Привыкли – со студенческих времен – перебиваться со дня на день, как пташки небесные, по дороге с работы забежишь в магазин, что-то купишь, полкило хлеба, 200 грамм колбасы, к утру, глядишь, все подметено-подъедено, в доме ни крошки, хоть шаром покати. Тонко, звонко и прозрачно. А ведь можно было на чем-то сэкономить, ведь есть продукты, которые могут лежать месяцами, годами, – крупа, сахар, жиры. Непостижимое легкомыслие, непростительная глупость!
Перед самым началом войны купила себе модельные туфли. И еще радовалась, как малое дитя, что достала. Кому они теперь нужны? За них ничего невозможно получить. Ни деньги, ни вещи не имеют никакой цены, разве что золото и драгоценности. Люди умирают, вещи остаются.

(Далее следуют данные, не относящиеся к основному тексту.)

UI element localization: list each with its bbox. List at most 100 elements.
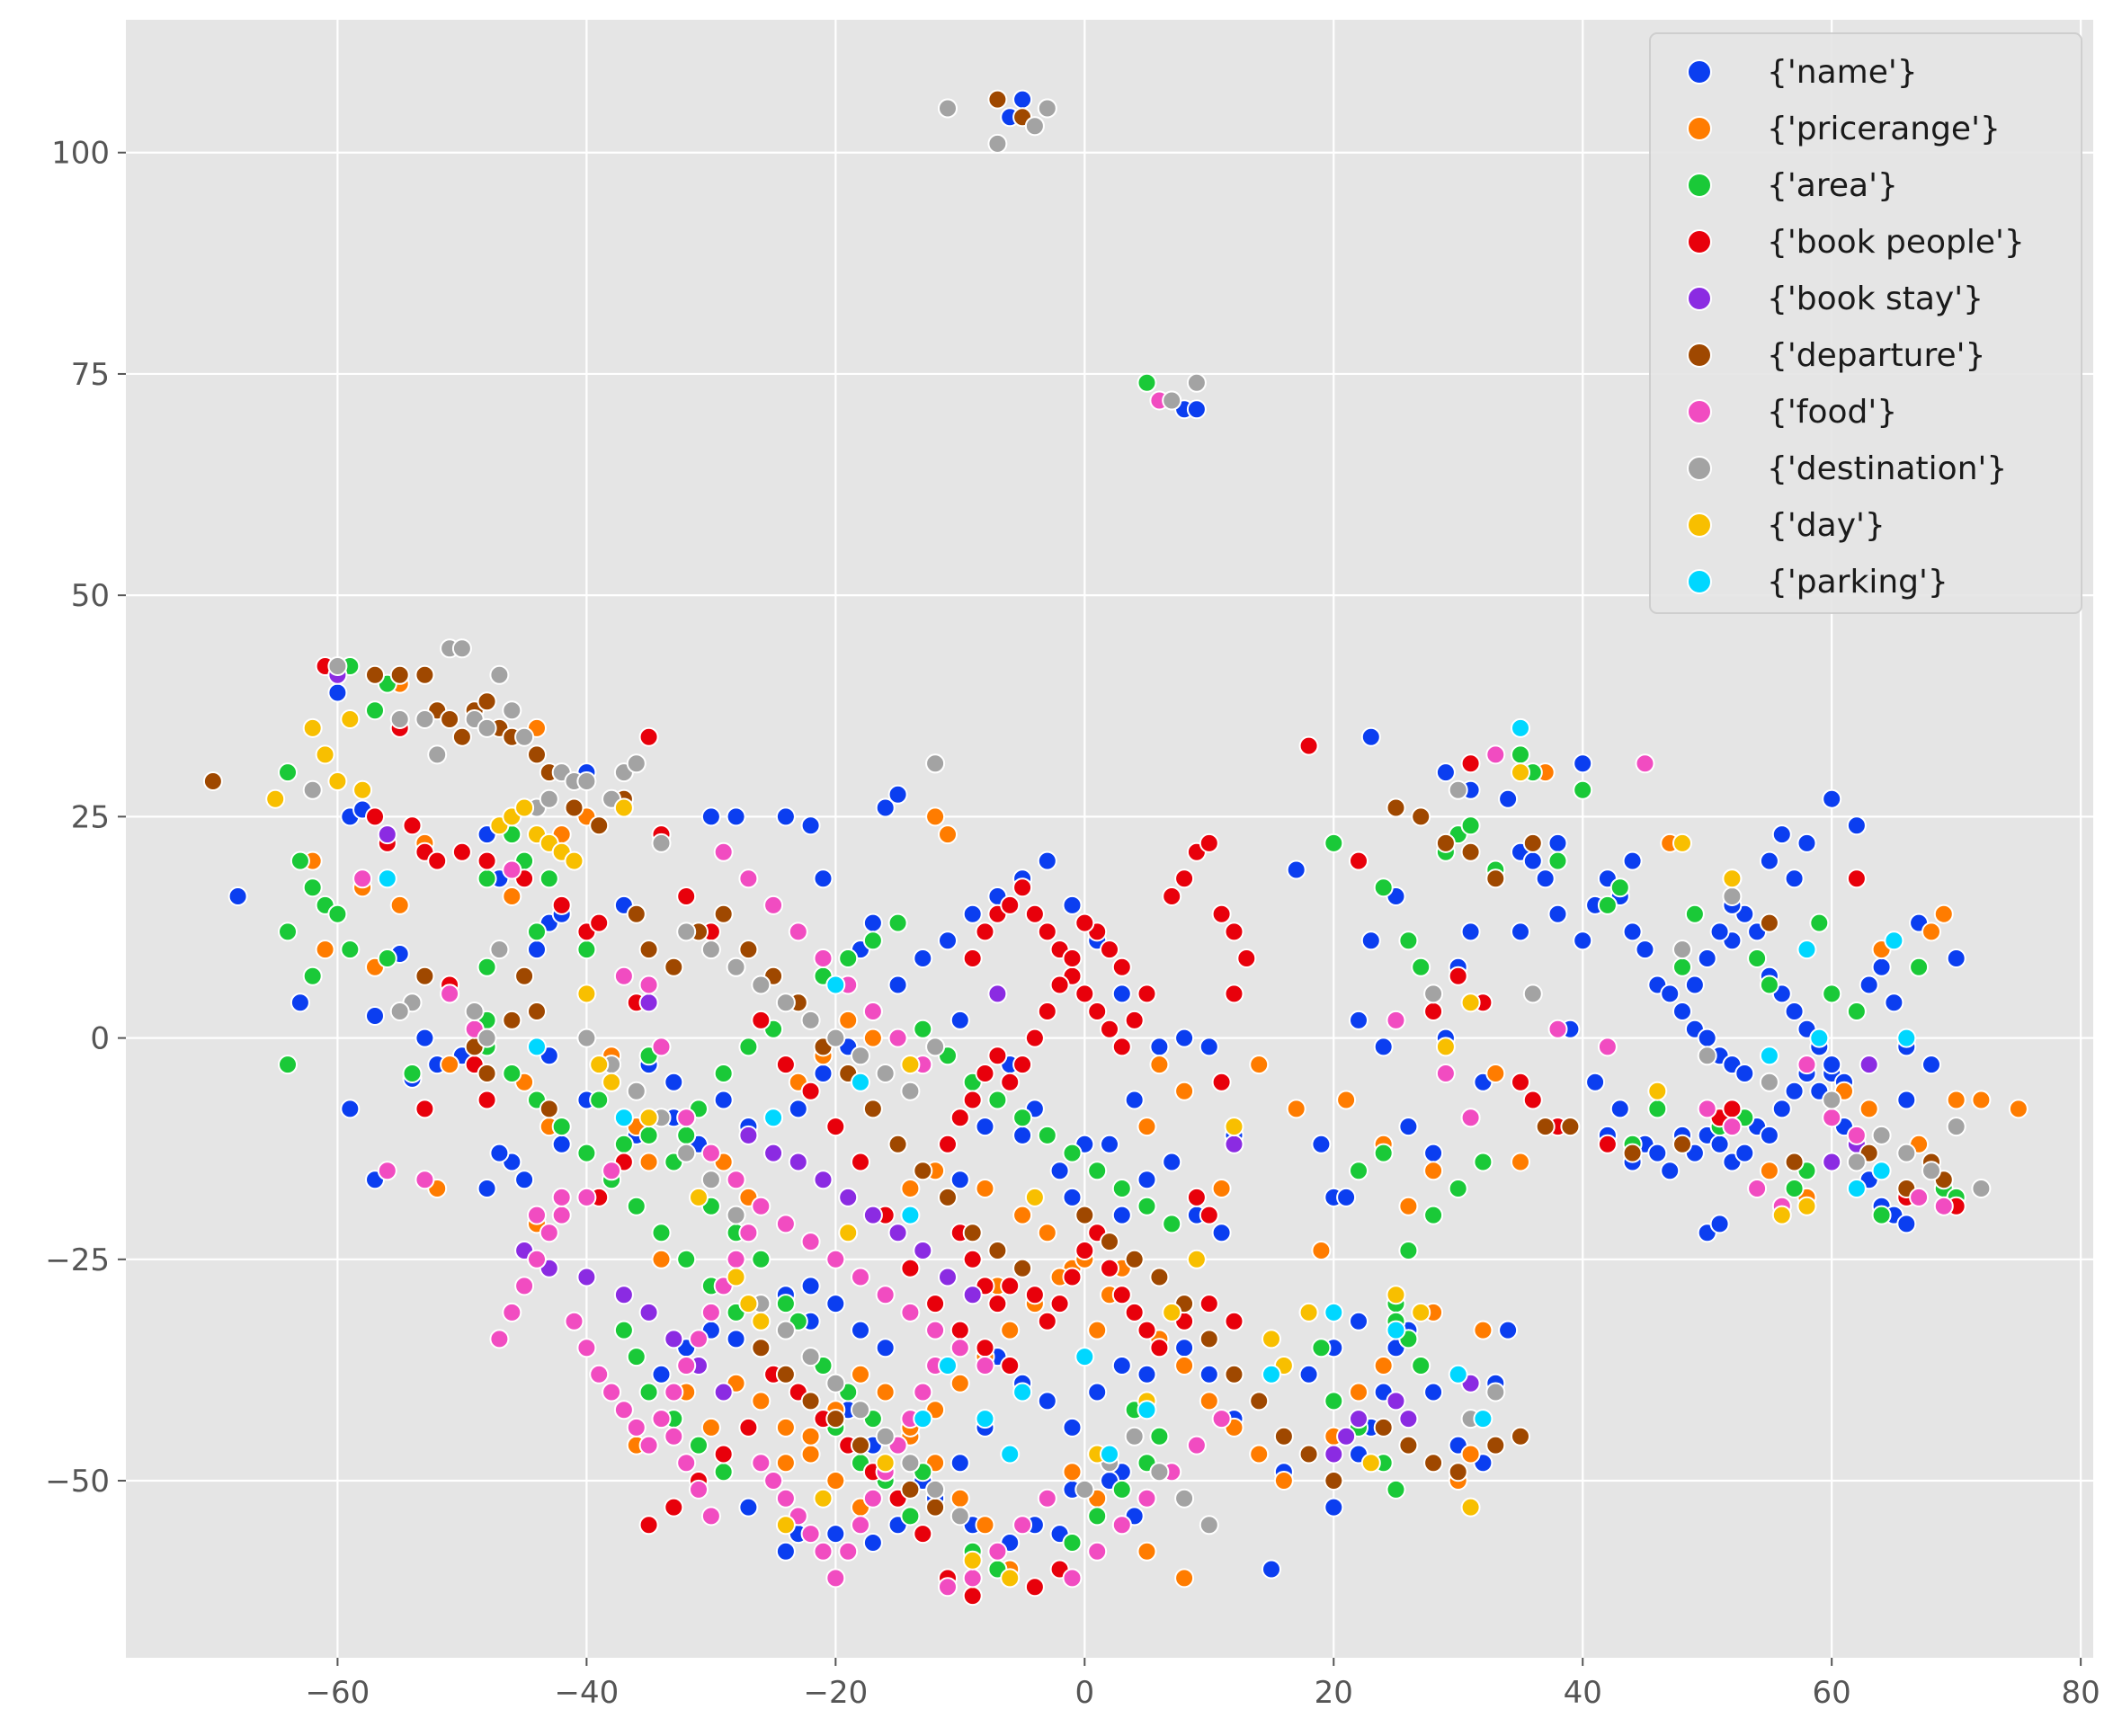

Говорят, умерших уже перестали регистрировать – то ли некому, то ли это стало неинтересно. А у меня развилась мания: во время урока – дам учащимся задание, а сама сижу и высчитываю, на сколько дней мне хватило бы двух или трех килограммов муки, если бы в день расходовать по 200 грамм, по 150, по 100. По карточкам теперь дают
125 грамм хлеба. И вот я сижу и думаю: если бы у меня было три кило муки, то по 125 грамм в день…”
125 граммов. Я тоже помню эту цифру: школьное начальство позаботилось отправить нас, первоклассников, в музей на выставку
“Ленинград – город-герой”. И там очень наглядно демонстрировались эти сто двадцать пять граммов – тощенький темный ломтик. Это, как видно, тоже входило в общую картину героизма – что люди могли обходиться вот этим ломтиком дрянного, несъедобного хлеба да при этом еще трудиться на оборону. На особом стенде приводился состав
“муки”, из которой этот “хлеб” выпекался: мука ржаная дефектная – 50 процентов. “Дефектная” – прекрасное слово. Как видно, загаженная мышами или какими-нибудь иными вредителями, возможно, даже ядовитая, но другой не было. Не предполагали, конечно, никого ею кормить, потому-то она и уцелела – вне знаменитых Бадаевских складов.